I’ve been obsessing about Anne Rice lately. I keep thinking, what if she finally dies? Sorry for being morbid but, what if she does? For the last 5 years, all she ever wrote are her Jesus novels (which I prefer to get from the likes of Christopher Moore who gives Jesus hard-on and other sorts of unmessiah-like virtues) and her Christian-themed memoir Called Out of Darkness.
In college, I had obsessed even harder. In my so-called book review of Blood Canticle in the college paper, I prepared extra hard to write the most flattering, most know-it-all sounding book review of the last Chronicle to come out of Miss Rice’s most fabulous and most popular series, The Vampire Chronicles. I’d be the happiest fanboy if I could just get that ‘review’ published. You know how college writers are: so eager to dazzle the studentry with their gorgeous prose, with their world-changing take on the latest popular novel as if their sad, would-be ignored, cookie-cutter reviews will ever be read by anyone other than the editors and their sad selves. Me, I didn’t care. I just wanted to show off and hoped that Anne Rice herself will one day will read my review of her book.
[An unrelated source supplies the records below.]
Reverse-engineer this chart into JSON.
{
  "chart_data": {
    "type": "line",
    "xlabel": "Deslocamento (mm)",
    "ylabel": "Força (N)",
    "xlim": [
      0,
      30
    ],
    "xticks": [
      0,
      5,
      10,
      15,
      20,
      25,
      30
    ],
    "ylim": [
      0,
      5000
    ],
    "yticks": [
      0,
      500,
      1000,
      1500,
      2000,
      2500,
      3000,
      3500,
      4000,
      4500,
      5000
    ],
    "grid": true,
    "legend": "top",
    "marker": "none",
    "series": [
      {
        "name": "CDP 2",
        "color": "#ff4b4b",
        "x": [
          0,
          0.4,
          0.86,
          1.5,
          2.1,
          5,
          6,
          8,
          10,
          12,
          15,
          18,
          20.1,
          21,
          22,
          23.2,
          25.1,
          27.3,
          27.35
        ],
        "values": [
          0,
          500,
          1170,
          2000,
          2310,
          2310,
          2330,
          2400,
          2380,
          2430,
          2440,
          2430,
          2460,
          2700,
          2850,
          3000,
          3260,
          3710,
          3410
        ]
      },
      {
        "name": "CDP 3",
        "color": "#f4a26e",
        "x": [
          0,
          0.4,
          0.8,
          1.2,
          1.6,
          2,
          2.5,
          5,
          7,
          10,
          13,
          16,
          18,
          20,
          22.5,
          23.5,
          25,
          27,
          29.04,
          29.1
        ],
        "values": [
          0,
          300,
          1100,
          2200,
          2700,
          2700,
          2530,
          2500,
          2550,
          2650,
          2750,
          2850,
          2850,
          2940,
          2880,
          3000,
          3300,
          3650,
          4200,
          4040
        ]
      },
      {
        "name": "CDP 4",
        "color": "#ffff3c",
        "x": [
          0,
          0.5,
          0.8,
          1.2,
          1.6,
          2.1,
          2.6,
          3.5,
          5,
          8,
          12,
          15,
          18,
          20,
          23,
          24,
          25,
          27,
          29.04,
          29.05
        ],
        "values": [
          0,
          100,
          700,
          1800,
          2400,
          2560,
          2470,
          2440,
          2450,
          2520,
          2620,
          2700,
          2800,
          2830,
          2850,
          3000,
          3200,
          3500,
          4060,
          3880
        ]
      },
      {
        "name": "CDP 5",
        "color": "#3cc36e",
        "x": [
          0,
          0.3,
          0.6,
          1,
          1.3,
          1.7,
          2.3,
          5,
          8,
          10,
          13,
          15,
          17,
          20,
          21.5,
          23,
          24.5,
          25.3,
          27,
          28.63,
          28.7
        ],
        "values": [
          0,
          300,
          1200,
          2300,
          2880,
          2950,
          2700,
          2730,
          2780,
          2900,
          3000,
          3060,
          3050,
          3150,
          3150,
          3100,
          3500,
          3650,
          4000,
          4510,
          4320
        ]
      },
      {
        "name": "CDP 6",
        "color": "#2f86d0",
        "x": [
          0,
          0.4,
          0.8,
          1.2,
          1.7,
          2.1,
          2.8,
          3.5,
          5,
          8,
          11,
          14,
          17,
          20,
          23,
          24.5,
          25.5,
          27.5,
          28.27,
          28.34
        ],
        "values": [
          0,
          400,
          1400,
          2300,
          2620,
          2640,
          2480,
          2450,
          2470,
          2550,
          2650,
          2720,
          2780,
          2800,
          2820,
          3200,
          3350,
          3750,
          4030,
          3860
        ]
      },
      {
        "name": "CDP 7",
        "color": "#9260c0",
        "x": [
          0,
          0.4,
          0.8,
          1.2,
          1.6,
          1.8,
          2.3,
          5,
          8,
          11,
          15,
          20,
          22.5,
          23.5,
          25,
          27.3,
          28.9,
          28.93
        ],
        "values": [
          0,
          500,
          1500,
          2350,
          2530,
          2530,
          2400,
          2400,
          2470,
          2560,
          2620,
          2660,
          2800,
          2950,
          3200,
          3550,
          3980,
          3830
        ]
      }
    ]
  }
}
As preparation for this, I’ve read every single Amazon review there is on Blood Canticle and they were among the most vicious criticisms I’ve ever read. The Anne Rice fans were vicious just because they weren’t happy about the final Lestat novel. I took this personally and may even have made an Amazon account just to get back at the retards who called Anne a hack. Fortunately for them, Amazon does not allow reviews from wannabes because they have a way of detecting. Joke lang. To be an Amazon reviewer as it turns out, you need to have purchased at least one item. Then October came and I was finally able to read the book in all its tarnished glory.
In a way, I was more relieved because it was certainly easier for me to malign, hate, criticize something I didn’t like. And I know Anne Rice so it would be very easy. Though she may never come across my beautiful writing as I wish she would, I still have the same hopes for vampire lit’s most enduring, most flamboyant, and sexiest vamp tramp Lestat. I thought Lestat should have had a more proper exit, a more bombastic one, any kind of exit befitting the true prince of vampire literature. If you’ve ever cared for Anne’s works, you’ll have no trouble denouncing Blood Canticle as an instrument of destruction which in its very slim form, took all but 400 pages to ruin whatever fantasies, hopes and dreams (of movie adaptations, musicals, etc) you may have had turned into, uh, ashes.
I have been looking for some thing to devoted ungodly fanaticism to but I just can’t find one as enduring as Anne Rice. She’s about to turn 69 this October 14 and to be symbolic about it, I am rereading Prism of the Night: A Biography of Anne Rice by Katherine Ramsland. I have a month to finish it and even though it’s Anne Rice-novel long, I’d still gladly indulge and set aside Blackwood Farm for the meantime. I have yet to find a thing to fanatically follow so I really hope she doesn’t die soon, and that she starts revamping The Vampire Chronicles soon. A fanboy can hope.
Dear Anne, if you’re reading this, happy 69th!